Simon seemed to have noticed Elias noticing, and said with a brief chuckle “What makes a librarian a librarian isn’t so much loving books, or even less reading them, but simply working as one for a long time.”

“How long is a long time?” Elias asked, raising an eyebrow

“Until you’ve become a librarian, I suppose” he replied, making himself laugh so hard that his hair, which he had tied behind his head, began to sway back and forth.  After he calmed himself down, he coughed a little before saying, “It’s quite a selection of books you have here, son.  The computer’s telling me you’re the first to check any of them out.”

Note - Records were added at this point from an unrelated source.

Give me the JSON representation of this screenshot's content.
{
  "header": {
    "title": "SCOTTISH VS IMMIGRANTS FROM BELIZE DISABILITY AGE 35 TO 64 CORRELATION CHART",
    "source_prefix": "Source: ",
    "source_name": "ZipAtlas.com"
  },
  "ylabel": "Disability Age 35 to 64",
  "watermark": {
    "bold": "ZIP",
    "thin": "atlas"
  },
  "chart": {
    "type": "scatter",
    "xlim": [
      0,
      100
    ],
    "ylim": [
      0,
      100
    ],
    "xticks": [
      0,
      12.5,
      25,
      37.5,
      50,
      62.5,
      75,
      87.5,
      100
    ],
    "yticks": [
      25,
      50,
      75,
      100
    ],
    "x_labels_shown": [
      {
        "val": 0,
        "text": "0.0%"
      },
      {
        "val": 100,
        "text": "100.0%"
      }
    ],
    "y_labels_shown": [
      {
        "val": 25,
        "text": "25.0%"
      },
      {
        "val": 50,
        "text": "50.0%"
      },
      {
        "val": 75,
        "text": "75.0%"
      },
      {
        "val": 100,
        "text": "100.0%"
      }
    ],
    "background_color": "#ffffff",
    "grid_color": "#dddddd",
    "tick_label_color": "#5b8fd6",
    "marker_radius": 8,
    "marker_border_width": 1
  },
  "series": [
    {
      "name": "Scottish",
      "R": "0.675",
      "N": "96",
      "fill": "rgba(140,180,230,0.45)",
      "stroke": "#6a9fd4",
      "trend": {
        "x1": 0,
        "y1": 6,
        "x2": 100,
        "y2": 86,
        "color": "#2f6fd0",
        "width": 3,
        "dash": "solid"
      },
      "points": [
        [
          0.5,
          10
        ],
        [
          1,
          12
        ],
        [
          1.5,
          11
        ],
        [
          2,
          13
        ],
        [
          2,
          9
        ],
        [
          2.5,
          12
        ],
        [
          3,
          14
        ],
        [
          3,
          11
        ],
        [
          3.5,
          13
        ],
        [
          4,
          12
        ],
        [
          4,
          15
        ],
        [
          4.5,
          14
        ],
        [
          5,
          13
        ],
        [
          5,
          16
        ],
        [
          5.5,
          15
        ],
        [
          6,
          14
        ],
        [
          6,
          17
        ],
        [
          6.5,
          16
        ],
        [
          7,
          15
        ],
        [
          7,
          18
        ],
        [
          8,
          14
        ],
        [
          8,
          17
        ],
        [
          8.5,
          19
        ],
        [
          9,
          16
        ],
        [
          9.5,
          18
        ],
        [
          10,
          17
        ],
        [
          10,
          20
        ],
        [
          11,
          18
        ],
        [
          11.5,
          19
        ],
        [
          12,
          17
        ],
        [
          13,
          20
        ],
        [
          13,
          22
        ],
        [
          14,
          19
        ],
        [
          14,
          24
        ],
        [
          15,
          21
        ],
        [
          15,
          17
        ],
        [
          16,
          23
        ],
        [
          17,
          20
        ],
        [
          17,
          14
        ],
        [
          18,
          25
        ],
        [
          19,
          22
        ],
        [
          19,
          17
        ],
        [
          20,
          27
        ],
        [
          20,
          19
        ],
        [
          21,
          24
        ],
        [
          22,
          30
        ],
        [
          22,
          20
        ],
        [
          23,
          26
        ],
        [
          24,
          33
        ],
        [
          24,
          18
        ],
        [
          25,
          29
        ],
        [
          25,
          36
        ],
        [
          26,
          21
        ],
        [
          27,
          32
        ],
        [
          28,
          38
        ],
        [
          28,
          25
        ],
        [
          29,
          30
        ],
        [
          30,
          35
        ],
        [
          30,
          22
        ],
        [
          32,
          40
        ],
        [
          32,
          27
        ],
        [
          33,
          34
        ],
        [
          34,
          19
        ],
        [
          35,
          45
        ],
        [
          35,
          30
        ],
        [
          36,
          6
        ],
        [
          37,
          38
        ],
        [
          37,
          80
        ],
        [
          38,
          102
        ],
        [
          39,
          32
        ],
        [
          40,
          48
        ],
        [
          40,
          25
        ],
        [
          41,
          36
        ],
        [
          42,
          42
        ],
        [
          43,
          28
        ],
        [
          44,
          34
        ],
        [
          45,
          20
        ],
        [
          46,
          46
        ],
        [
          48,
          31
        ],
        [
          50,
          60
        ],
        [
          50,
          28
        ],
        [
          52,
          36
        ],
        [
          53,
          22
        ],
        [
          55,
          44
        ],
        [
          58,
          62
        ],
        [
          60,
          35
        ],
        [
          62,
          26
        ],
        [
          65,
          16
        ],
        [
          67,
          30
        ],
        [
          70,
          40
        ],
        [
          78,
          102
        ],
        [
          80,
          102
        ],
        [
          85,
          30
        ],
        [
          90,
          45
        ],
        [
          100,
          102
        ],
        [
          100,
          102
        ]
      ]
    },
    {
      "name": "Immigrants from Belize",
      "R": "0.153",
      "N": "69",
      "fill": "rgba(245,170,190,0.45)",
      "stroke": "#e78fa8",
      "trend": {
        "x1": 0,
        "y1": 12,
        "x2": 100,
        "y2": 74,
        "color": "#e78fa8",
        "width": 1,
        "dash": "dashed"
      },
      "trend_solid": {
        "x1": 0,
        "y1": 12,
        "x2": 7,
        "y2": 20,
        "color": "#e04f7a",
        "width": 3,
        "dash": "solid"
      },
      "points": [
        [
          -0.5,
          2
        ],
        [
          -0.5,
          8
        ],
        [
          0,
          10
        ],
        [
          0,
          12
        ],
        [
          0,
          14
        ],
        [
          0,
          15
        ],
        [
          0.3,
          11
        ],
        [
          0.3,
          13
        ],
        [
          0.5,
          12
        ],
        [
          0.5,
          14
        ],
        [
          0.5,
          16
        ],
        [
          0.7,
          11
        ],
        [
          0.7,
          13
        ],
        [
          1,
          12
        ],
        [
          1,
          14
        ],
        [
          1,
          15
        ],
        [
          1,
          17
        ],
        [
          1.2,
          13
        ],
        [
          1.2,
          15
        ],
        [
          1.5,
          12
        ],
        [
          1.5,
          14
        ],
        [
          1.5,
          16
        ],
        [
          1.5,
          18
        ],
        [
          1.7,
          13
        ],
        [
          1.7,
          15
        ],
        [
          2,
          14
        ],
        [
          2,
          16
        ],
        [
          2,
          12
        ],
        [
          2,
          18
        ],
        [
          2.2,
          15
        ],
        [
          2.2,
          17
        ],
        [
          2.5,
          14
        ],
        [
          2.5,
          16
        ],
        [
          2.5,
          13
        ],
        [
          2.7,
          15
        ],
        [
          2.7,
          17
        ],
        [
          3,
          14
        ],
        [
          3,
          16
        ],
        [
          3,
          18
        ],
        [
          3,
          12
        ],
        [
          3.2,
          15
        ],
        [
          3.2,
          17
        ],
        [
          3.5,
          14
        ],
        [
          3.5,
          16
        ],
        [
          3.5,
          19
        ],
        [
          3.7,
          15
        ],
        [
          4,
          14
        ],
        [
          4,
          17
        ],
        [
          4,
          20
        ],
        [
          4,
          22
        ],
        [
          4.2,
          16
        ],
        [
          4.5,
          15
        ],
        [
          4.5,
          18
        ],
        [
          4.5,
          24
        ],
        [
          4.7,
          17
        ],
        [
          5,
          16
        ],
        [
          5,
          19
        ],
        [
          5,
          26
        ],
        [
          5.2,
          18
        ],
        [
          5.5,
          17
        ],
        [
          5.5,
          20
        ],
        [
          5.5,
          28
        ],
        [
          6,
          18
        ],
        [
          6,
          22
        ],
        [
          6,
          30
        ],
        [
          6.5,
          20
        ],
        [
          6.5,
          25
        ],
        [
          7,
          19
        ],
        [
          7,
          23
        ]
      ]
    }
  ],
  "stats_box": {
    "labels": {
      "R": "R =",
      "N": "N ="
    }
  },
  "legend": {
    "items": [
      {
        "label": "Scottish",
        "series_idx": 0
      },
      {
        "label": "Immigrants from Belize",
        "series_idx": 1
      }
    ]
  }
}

“Well,” Elias responded, “I tend to go for the weird ones.  A few days ago I was looking at this old mystical tome that didn’t even have a title on it.”

“Well that’s strange,” Simon replied as he leaned back on his swivel chair, “we don’t usually put the nameless ones out on the shelves.”  He scratched his chin for a moment before adding “Do you remember the number on it?  I could look it up for you”

Elias thought for a moment back to that strange tome with the animal figures, and tried to remember the number on the inner cover, but couldn’t see one in his mind.  “I don’t think it had a number on the inside, now that I think of it…”

“Well,” Simon said with a whimsical sigh, “it wasn’t one of our books then.  I have no idea how you found it here”

“Curious…” Elias mused as he grabbed his books from the librarian in front of him, “maybe it was all just a dream then.”

“Maybe,” Simon said with a grin, “Those are due back to us in one week’s time, young man.  Have a good day!”

“Have a good day,” Elias responded in kind, before promptly turning around and heading back home.